C.A.T.T.I.V.O è un titolo programmatico, ma è anche un acronimo di “Cose Apparentemente Trascurabili Trasformate In Vicende Orribili”, perché la cattiveria non si incarna necessariamente in azioni plateali, ma serpeggia nelle grettezze e nei piccoli, riprovevoli gesti. L’attore alessandrino Michele Puleio, Michele Scarcella e Antonio Careddu partono dal peccato originale, quello compiuto sui banchi di scuola, per arrivare ai tradimenti in età adulta e all’aperta violenza in un collage, appunto peccaminoso, frutto di un lavoro di ricerca condotto con gruppi di diverse età ed estrazioni.
Il furto del pupazzetto del pesciolino Nemo ad un compagno di classe molto più povero è l’inizio del male, ma ne è anche la palese e onirica immagine finale. Sarà un pesciolone sospeso nel vuoto, enorme, parlante e dotato di un distorto senso dell’umorismo, a rappresentare quel filo malvagio che collega il dispetto gratuito, l’abuso di potere e la violenza.
All’interno di questa parentesi, i tre protagonisti cambiano registro, rappresentano piccole e grandi sopraffazioni, bandiscono una gara di malvagità con tanto di patrocinio dell’efferatezza delle azioni prese in esame. Il tono è caustico e brillante, destabilizza per la sua crudezza, mentre i ragionamenti tagliano come un bisturi. Puleio, Scarcella e Careddu sono volti dell’individualismo egoista e perfido. Temporaneamente soci nell’indagine sul seme del male, ma mai amici.

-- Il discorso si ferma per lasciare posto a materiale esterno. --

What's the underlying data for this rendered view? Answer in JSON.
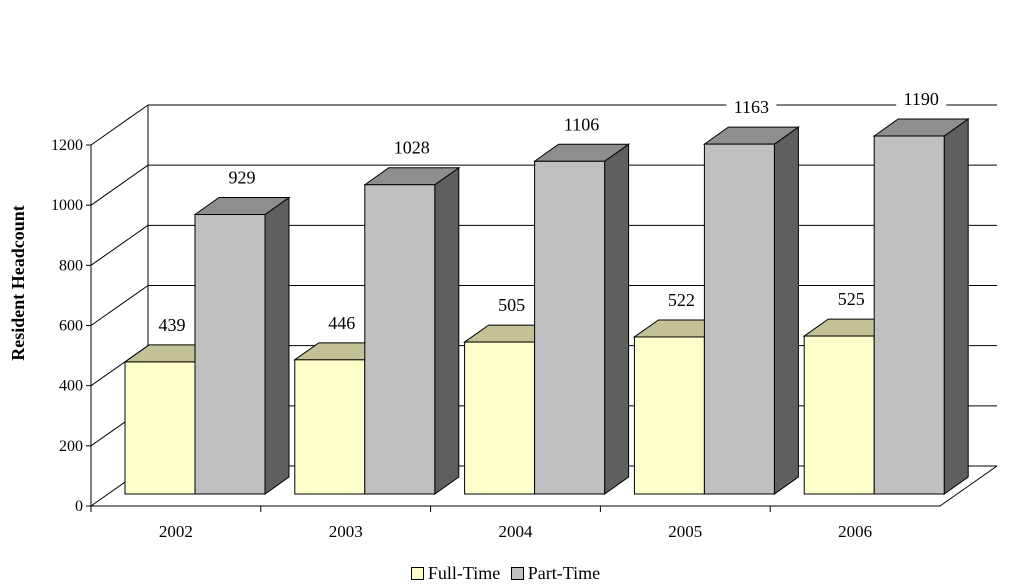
{
  "chart_data": {
    "type": "bar",
    "three_d": true,
    "categories": [
      "2002",
      "2003",
      "2004",
      "2005",
      "2006"
    ],
    "series": [
      {
        "name": "Full-Time",
        "values": [
          439,
          446,
          505,
          522,
          525
        ],
        "color": "#FFFFCC",
        "top_color": "#C2C296"
      },
      {
        "name": "Part-Time",
        "values": [
          929,
          1028,
          1106,
          1163,
          1190
        ],
        "color": "#C0C0C0",
        "top_color": "#8E8E8E",
        "side_color": "#5F5F5F"
      }
    ],
    "ylabel": "Resident Headcount",
    "xlabel": "",
    "ylim": [
      0,
      1200
    ],
    "yticks": [
      "0",
      "200",
      "400",
      "600",
      "800",
      "1000",
      "1200"
    ],
    "grid": true,
    "legend": "bottom"
  }
}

Il seme del male germina nell’infanzia e, innato o meno, certamente può essere coltivato. Sono al contempo divertenti ed inquietanti le voci infantili registrate che parlano di videogiochi violentissimi e discutono su quale sia il loro “cattivo preferito”. I discorsi dei bambini doppiano l’interpretazione dei tre protagonisti, con un effetto ironico e un po’ sinistro. Decisamente si sorride, ma è evidente la morale distorta e sempre più totalizzante del mondo virtuale vissuto così intensamente dai giovanissimi.

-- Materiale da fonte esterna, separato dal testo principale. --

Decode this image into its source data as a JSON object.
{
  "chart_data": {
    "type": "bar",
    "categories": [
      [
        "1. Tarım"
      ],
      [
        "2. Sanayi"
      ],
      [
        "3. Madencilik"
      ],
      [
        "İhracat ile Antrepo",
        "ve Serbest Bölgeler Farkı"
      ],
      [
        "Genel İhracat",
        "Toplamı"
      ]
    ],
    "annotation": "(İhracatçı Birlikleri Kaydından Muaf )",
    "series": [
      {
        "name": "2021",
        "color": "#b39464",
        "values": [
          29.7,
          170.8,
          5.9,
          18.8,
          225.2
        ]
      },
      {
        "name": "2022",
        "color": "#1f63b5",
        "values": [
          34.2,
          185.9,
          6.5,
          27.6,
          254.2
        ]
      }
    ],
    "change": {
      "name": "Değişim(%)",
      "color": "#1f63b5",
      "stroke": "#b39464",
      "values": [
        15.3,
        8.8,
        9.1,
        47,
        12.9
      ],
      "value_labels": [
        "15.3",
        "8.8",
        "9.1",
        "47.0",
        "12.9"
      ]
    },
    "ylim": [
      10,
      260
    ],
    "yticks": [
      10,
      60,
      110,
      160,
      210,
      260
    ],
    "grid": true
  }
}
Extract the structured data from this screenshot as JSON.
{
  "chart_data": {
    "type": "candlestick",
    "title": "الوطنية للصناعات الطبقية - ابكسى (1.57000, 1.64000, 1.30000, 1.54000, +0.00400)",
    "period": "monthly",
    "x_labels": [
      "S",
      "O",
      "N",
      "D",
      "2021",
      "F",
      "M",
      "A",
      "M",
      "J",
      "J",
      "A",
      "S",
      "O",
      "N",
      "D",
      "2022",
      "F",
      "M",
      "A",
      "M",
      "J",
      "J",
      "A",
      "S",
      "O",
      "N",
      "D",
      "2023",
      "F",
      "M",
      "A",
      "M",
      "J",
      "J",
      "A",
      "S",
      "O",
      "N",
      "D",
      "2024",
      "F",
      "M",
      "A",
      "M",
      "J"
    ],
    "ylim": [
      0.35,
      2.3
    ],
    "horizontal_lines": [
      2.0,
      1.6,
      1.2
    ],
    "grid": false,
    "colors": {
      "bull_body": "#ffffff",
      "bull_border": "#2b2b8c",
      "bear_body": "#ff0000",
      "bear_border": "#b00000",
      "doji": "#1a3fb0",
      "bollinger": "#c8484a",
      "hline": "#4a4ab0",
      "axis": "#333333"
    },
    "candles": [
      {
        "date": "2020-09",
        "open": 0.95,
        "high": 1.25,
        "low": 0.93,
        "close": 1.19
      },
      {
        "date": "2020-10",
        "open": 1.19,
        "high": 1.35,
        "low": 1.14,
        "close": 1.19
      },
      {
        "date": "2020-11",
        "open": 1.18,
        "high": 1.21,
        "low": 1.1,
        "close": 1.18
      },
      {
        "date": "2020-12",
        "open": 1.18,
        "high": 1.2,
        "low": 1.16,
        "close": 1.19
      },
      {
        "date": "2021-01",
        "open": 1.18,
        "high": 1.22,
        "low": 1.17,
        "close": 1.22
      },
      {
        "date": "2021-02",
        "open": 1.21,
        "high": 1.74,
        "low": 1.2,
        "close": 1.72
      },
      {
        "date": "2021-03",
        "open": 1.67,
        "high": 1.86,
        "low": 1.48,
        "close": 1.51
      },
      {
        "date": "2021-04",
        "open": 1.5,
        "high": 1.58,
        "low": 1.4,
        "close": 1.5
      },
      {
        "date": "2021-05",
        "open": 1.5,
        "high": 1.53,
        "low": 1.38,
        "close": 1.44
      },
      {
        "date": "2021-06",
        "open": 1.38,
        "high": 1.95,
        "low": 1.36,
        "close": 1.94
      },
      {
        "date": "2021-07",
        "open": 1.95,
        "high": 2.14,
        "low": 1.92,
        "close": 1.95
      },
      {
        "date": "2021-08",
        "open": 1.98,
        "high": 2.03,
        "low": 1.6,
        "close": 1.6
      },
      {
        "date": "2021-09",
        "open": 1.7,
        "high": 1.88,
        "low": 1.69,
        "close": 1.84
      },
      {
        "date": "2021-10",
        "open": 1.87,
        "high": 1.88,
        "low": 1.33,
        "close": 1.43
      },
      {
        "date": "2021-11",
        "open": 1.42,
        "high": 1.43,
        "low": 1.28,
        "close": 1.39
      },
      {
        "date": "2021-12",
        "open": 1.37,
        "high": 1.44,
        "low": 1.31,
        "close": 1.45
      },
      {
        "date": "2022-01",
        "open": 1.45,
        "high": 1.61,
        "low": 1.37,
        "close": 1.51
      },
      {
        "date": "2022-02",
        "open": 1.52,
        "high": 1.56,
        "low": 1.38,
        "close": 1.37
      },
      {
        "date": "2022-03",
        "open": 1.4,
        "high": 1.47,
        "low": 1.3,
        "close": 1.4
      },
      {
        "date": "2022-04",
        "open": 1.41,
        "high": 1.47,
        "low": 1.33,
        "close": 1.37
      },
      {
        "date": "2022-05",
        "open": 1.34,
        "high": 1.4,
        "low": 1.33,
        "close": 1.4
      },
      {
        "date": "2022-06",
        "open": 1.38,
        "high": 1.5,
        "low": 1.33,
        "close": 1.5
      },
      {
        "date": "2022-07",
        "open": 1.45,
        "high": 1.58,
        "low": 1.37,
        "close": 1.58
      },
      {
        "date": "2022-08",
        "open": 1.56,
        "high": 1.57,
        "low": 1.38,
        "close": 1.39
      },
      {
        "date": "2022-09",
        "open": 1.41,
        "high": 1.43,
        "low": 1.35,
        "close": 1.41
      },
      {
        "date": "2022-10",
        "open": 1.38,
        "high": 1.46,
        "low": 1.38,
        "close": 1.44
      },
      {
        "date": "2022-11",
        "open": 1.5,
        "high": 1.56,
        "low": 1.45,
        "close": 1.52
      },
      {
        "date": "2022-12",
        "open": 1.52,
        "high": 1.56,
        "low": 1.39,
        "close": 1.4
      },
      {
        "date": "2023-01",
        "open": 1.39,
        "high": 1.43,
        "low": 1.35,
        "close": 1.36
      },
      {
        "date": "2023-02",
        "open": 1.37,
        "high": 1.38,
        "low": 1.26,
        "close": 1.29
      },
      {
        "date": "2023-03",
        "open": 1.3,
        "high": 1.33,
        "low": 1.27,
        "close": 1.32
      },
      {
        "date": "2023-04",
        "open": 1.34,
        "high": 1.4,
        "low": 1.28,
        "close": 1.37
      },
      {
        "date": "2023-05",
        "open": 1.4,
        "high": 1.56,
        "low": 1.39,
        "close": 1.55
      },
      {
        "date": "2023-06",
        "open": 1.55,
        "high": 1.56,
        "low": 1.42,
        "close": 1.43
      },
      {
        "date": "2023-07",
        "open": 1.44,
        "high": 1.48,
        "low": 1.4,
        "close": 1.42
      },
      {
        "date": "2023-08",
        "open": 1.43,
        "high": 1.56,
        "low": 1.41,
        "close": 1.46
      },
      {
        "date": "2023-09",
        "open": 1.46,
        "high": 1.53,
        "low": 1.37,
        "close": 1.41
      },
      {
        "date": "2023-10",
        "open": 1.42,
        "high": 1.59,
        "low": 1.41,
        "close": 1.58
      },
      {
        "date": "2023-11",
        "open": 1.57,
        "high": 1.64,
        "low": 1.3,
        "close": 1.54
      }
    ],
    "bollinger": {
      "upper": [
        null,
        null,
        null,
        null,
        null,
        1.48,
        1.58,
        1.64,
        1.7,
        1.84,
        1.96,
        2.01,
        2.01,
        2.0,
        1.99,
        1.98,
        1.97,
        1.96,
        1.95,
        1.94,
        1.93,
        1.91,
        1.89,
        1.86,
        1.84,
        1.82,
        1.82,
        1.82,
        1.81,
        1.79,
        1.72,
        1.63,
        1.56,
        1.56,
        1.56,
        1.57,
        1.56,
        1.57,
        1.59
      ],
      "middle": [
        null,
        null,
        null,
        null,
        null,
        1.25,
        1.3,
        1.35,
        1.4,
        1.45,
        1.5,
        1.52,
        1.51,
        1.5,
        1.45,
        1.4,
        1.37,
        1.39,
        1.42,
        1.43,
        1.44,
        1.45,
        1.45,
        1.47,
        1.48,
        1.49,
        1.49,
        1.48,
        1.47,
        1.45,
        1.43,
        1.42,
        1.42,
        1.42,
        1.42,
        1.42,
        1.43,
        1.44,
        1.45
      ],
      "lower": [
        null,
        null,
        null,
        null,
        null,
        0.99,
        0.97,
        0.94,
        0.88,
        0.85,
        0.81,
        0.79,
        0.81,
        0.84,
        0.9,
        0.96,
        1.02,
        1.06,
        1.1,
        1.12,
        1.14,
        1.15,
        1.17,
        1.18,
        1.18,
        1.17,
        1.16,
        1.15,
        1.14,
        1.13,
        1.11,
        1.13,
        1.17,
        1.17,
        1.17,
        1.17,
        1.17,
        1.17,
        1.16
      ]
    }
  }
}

Dunque l’interrogativo sul principio primo della malvagità, ma anche una riflessione in forma di dialettica brillante sul peso specifico del male. Sono sottili i ragionamenti circa la cattiveria insita in un’azione crudele compiuta per il gusto di nuocere (la cosiddetta “buccia di banana”) o nella plateale strage, motivata da ideali, seppur deviati. Il filo crudele della drammaturgia trova il climax in un apice di tensione violenta tra i tre non-amici, per poi sciogliersi in un finale non risolutivo con l’allegoria del pesciolone (non più -ino) Nemo che riemerge dall’infanzia e pare un oracolo beffardo che tutto sa, tutto ricorda, ma nulla chiarisce.

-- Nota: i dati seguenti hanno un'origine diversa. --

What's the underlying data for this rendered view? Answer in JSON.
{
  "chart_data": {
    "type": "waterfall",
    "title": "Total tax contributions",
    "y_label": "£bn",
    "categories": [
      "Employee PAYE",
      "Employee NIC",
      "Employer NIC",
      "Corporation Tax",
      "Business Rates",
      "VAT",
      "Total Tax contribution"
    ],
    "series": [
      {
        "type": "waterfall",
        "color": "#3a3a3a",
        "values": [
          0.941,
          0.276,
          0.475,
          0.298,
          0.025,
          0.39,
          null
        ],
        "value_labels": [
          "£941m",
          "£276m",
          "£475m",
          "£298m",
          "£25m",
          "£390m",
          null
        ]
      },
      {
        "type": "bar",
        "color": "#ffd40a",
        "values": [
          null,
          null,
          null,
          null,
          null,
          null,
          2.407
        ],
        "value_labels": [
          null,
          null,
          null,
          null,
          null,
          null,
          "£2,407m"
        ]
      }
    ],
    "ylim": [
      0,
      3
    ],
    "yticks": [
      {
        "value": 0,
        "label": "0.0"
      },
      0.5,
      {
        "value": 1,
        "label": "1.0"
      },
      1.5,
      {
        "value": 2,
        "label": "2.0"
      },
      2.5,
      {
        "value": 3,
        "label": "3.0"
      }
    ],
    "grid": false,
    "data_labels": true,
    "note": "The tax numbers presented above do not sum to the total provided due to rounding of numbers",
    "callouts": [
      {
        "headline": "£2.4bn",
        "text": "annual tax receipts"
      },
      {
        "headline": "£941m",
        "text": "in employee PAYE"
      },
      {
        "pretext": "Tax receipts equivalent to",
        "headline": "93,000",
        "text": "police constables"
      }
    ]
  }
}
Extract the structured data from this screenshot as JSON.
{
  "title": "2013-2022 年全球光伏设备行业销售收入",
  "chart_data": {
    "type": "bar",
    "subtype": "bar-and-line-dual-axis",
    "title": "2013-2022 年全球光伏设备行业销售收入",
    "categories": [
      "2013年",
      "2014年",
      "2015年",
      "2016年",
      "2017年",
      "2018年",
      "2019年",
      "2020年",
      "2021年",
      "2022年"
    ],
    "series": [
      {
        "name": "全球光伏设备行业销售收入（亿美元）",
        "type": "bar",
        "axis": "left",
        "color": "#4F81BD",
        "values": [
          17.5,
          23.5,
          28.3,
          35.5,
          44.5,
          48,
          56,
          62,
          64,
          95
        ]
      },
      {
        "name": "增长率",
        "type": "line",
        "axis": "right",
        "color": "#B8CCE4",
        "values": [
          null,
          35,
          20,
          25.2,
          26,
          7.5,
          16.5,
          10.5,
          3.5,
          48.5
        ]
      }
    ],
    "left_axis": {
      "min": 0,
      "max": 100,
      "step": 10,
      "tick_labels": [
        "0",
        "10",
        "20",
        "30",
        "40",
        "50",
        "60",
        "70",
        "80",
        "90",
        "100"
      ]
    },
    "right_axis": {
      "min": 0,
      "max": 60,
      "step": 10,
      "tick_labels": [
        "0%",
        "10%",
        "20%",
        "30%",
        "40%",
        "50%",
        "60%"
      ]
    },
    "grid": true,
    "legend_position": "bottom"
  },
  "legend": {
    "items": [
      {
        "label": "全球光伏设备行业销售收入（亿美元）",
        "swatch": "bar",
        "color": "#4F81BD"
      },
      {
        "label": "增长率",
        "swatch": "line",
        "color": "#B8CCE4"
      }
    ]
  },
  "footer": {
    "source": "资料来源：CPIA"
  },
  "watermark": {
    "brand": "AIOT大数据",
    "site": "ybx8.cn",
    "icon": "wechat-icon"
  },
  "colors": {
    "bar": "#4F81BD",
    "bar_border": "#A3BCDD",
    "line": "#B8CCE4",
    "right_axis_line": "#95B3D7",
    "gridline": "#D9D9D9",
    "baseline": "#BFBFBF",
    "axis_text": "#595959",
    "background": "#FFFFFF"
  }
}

“Cose Apparentemente Trascurabili Trasformate In Vicende Orribili” è cattivo, lucido e chirurgico come il titolo promette e apre ad una prospettiva ampia, che comprende età e possibilità diverse. In fondo “dalle sciocchezze ai disastri della guerra non c’è molta distanza”, dice Max Aub, e tutto ciò è attraversato dalla sostanza della cattiveria.